I am attempting to conduct emotional sentiment analysis of a large corpus of Tweets (91k) with an external list of emotionally-charged words (from the NRC Emotion Lexicon). To do this, I want to run a count and sum the total number of times any word from the words of joy list is contained within each Tweet. Ideally, this would not be a partial match of the word and not exact match. I would like for the total total to show in a new column in the df.
The df and column name for the Tweets are Tweets_with_Emotions$full_text
and the list is Words_of_joy$word
.
Example 1
> head(Tweets_with_Emotions, n=10)
ID Date full_text
1 58150 2012-09-12 I love an excellent cookie
2 12357 2012-09-28 Oranges are delicious and excellent
3 50788 2012-10-04 Eager to visit Disneyland
4 66038 2012-10-11 I wish my boyfriend would propose already
5 18119 2012-10-11 Love Maggie Smith
6 48349 2012-10-14 The movie was excellent, loved it.

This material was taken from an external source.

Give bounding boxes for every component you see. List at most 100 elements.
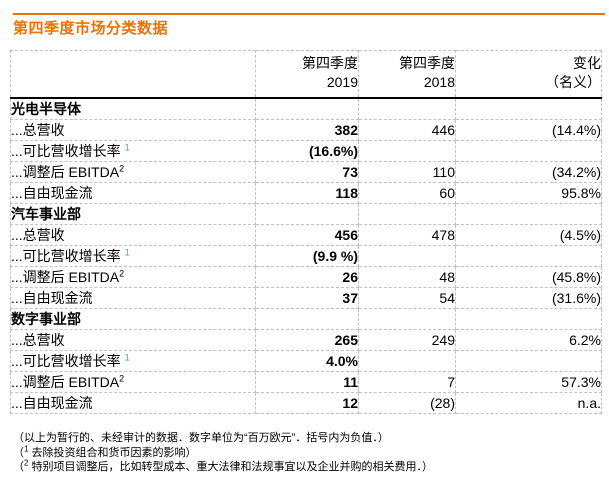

7 23328 2012-10-16 Pineapples are so delicious and excellent
8 66038 2012-10-26 Eager to see the Champions Cup next week
9 32717 2012-10-28 Hating this show
10 11345 2012-11-08 Eager for the food
Example 2
> > head(words_of_joy, n=5)
word
1 eager
2 champion
3 delicious
4 excellent
5 love
Desired output
> head(New_df, n=10)
ID Date full_text joy_count
1 58150 2012-09-12 I love an excellent cookie 2
2 12357 2012-09-28 Oranges are delicious and excellent 2
3 50788 2012-10-04 Eager to visit Disneyland 1
4 66038 2012-10-11 I wish my boyfriend would propose already 0
5 18119 2012-10-11 Love Maggie Smith 1
6 48349 2012-10-14 The movie was excellent, loved it. 2
7 23328 2012-10-16 Pineapples are so delicious and excellent 2
8 66038 2012-10-26 Eager to see the Champions Cup next week 2
9 32717 2012-10-28 Hating this show 0
10 11345 2012-11-08 Eager for the food 1
I've effectively run the emotion list through the Tweets so that it returns a yes or no as to whether any words from the emotion list are contained within the Tweets (no = 0, yes = 1), however I cannot figure out how to count and return the totals in a new column
new_df <- Tweets_with_Emotions[stringr::str_detect(Tweets_with_Emotions$full_text, paste(Words_of_negative$words,collapse = '|')),]
I'm extremely new to R (and stackoverflow!) and have been struggling to figure this out for a few days so any help would be incredibly appreciated!